かつて、知人よりこんな話を聞いたことがあります。


『私の父は、呉服関係の仕事をしていました。
私が小さい頃は呉服関係の会社に勤めていましたが、私が中学生の頃には独立し自分で商売をしていました。

いつも忙しそうな父でしたが、とても家族思いの優しい父でした。私は父が大好きでした。
私が19歳の頃、父が私を振袖の展示会へ連れて行ってくれました。

父や父の仕事仲間も、この展示会に出展していました。

そして父が、「ここにある全ての振袖の中から、お前が1番好きな振袖を選びなさい。自分が1番好きだと思った振袖を、お父さんに教えておくれ。」と言いました。

私は今までに自分で着物を選んだことなんてなかったので、すごく迷いました。

まずはどんな色にしようか?どんな柄にしようか?

本当にとても迷いましたが、最終的に大好きな振袖を選ぶことができました。

そしてその振袖に合わせて、帯や草履やバック、その他の小物を全て父のアドバイスで選びました。

父はその全てを、私の成人式のお祝いにプレゼントしてくれました。

ものすごく嬉しかったです。
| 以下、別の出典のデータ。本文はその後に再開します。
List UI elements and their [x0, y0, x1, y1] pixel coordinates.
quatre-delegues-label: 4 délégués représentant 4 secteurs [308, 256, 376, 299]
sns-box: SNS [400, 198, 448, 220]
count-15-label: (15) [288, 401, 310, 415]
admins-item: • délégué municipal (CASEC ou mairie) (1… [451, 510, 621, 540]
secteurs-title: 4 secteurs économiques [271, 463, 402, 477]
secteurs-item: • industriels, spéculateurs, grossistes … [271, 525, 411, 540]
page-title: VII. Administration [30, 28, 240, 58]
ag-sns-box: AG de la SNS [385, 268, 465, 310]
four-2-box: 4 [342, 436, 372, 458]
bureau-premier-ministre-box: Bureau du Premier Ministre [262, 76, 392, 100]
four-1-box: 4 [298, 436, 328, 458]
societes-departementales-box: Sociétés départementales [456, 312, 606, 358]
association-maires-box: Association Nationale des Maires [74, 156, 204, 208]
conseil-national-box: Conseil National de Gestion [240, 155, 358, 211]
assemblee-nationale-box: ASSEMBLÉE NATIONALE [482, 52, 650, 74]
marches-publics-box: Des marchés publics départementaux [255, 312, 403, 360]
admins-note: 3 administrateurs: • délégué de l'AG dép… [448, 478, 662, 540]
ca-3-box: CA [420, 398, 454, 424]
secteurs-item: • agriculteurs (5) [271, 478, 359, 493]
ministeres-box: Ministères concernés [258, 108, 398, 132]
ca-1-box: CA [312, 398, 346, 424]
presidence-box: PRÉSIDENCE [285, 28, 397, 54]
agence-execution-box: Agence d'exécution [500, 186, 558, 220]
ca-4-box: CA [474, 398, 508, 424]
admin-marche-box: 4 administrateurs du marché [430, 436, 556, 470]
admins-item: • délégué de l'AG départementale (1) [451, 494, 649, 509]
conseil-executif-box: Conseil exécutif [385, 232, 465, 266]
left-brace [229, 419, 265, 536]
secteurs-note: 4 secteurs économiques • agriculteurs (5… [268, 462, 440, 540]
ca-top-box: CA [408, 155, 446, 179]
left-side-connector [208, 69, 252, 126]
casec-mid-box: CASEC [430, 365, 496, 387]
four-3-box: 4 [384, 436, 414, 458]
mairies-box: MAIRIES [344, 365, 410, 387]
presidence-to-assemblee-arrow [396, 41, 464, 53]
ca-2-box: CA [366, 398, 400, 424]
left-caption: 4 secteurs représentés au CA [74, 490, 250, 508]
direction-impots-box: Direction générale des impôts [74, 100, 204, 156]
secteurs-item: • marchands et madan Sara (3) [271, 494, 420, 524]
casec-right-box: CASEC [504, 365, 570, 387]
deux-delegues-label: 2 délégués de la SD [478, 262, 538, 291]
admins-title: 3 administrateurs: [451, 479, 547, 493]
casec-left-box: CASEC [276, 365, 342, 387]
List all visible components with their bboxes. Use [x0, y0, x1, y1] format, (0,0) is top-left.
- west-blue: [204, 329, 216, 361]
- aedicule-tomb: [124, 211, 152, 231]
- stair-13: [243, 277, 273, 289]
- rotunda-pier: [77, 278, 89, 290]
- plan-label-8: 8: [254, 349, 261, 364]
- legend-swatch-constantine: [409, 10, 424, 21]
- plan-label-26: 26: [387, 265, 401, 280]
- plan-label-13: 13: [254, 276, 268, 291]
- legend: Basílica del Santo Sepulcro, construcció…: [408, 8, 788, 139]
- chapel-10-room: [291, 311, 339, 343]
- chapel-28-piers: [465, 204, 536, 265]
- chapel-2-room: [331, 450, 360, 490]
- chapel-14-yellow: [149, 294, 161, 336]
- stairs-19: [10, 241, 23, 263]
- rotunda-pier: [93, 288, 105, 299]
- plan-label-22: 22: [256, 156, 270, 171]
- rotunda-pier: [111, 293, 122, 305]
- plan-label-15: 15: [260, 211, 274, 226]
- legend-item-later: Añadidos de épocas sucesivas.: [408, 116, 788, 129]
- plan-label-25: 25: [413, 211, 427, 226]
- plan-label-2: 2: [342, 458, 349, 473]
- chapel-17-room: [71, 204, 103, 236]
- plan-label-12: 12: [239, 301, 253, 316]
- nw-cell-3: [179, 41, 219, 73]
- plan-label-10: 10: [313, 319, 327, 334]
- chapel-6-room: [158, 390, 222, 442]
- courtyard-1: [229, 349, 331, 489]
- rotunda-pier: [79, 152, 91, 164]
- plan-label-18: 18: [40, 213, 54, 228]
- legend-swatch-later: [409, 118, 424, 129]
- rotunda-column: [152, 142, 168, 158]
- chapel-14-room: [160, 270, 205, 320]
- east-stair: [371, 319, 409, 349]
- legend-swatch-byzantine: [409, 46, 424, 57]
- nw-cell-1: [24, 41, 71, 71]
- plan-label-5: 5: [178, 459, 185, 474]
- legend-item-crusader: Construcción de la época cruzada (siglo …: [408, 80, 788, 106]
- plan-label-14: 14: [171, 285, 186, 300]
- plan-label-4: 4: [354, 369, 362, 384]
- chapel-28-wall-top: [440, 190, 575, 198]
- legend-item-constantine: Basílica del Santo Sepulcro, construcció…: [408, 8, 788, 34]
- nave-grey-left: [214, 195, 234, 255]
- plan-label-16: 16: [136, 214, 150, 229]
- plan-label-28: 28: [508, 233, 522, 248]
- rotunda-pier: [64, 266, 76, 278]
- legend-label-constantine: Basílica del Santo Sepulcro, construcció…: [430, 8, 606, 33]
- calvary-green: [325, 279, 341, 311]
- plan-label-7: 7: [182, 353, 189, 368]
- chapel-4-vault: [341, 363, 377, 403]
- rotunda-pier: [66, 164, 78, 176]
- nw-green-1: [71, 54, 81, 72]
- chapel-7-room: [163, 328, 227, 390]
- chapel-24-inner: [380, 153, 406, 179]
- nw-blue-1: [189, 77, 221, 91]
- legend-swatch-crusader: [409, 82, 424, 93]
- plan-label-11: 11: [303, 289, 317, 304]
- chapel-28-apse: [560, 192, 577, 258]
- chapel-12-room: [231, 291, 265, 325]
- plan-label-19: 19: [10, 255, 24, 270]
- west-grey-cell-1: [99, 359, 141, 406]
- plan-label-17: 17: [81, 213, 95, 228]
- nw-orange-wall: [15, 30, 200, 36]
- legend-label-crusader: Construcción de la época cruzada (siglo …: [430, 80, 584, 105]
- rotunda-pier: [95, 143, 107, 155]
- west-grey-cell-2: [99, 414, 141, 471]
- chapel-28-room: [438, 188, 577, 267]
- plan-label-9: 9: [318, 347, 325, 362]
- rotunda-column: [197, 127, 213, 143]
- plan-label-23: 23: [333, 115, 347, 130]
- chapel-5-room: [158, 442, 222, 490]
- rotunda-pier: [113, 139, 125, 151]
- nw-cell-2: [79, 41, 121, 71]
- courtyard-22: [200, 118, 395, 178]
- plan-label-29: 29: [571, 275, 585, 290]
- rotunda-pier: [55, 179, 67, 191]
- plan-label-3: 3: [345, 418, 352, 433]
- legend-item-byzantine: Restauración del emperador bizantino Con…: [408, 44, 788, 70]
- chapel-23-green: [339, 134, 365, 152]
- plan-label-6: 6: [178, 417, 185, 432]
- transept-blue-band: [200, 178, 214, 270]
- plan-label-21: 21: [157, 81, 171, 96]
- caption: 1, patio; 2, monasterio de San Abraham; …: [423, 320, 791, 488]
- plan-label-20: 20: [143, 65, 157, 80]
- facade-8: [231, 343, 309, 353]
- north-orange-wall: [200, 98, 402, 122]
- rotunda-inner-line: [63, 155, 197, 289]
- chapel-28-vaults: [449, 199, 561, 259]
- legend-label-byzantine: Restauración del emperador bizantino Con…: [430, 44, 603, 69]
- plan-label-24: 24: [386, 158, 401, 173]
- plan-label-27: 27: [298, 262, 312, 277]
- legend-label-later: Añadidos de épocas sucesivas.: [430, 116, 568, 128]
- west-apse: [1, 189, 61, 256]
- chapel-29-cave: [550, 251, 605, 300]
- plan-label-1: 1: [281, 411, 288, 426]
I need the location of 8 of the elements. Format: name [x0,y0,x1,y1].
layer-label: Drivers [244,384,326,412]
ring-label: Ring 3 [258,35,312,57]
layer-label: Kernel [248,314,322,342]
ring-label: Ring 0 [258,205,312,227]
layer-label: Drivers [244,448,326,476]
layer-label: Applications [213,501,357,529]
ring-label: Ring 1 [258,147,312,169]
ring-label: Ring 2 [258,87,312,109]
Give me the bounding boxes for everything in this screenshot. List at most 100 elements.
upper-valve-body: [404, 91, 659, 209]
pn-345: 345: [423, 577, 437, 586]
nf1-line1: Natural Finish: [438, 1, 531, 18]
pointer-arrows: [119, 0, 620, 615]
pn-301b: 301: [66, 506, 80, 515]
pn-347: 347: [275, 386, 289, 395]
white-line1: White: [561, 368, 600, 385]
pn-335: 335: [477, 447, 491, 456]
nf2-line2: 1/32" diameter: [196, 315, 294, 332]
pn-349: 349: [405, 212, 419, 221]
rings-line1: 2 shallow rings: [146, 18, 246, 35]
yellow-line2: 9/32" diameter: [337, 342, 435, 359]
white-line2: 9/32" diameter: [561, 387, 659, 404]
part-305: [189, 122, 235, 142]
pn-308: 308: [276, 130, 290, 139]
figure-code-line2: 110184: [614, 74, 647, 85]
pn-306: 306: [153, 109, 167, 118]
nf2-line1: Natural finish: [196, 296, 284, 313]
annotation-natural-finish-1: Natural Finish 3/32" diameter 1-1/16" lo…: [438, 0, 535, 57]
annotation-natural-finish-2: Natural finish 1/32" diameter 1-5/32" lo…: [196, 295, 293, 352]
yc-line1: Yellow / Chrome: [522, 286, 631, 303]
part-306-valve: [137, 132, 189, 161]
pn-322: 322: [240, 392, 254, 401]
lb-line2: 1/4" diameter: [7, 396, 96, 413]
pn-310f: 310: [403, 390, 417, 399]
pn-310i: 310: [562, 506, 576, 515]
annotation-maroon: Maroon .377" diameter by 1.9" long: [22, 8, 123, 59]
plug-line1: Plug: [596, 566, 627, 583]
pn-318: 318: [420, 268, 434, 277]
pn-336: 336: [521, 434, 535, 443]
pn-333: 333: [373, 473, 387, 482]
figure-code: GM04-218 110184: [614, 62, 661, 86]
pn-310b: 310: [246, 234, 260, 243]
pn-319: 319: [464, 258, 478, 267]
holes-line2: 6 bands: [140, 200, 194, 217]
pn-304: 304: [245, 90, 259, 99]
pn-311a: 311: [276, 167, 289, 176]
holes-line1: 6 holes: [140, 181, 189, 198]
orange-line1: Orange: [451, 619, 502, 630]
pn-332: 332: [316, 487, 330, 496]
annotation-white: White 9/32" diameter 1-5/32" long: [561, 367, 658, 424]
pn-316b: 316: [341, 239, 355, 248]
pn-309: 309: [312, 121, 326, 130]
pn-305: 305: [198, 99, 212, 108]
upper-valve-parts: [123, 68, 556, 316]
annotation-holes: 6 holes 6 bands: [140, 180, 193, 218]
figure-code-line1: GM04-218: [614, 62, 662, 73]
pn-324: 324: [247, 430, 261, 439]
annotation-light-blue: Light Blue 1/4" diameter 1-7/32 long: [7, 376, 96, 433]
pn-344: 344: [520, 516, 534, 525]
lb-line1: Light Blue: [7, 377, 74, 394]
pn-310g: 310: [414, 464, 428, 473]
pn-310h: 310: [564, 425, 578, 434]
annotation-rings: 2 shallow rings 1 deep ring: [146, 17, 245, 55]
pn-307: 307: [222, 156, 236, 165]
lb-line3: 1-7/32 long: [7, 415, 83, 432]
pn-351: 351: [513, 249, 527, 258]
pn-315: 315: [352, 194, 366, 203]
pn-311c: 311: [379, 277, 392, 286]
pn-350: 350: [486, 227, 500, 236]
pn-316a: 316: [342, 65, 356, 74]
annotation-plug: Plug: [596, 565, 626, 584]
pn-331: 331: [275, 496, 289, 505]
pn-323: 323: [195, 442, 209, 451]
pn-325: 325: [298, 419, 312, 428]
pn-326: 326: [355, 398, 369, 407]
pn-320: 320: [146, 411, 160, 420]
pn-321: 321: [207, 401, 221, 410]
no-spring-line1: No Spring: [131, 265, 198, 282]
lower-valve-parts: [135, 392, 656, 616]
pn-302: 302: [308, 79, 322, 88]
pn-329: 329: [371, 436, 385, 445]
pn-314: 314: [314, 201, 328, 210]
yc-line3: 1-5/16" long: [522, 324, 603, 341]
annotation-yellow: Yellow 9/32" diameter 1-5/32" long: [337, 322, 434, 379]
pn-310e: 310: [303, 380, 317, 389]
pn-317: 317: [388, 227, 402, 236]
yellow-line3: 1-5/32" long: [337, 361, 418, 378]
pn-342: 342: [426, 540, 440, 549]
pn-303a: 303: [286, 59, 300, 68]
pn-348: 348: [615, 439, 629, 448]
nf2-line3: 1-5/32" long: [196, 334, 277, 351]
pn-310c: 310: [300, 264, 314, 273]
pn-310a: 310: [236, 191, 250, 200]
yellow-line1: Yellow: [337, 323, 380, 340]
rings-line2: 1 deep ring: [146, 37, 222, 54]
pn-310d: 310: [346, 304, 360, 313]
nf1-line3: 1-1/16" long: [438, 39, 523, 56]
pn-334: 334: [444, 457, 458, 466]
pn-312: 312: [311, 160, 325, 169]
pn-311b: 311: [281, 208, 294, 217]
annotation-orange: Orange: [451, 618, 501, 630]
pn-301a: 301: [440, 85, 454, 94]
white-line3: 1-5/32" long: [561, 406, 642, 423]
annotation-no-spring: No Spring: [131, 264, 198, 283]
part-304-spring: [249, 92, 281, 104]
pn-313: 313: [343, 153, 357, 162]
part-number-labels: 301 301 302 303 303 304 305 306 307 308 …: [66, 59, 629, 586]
また仕事をしている父を見れたのも、すごく嬉しかったです。

そして成人式や兄の結婚式で、その振袖を着ましたが父が「すごく似合っているね。綺麗だよ。」と言ってくれました。

大好きな父はもう天国へ行ってしまいましたが、父の振袖は今も綺麗な状態で私の側にあります。
出来れば私の娘に着てほしいなぁ、と思っています。』


以上のようなお話でした。

とても感動したのを覚えています。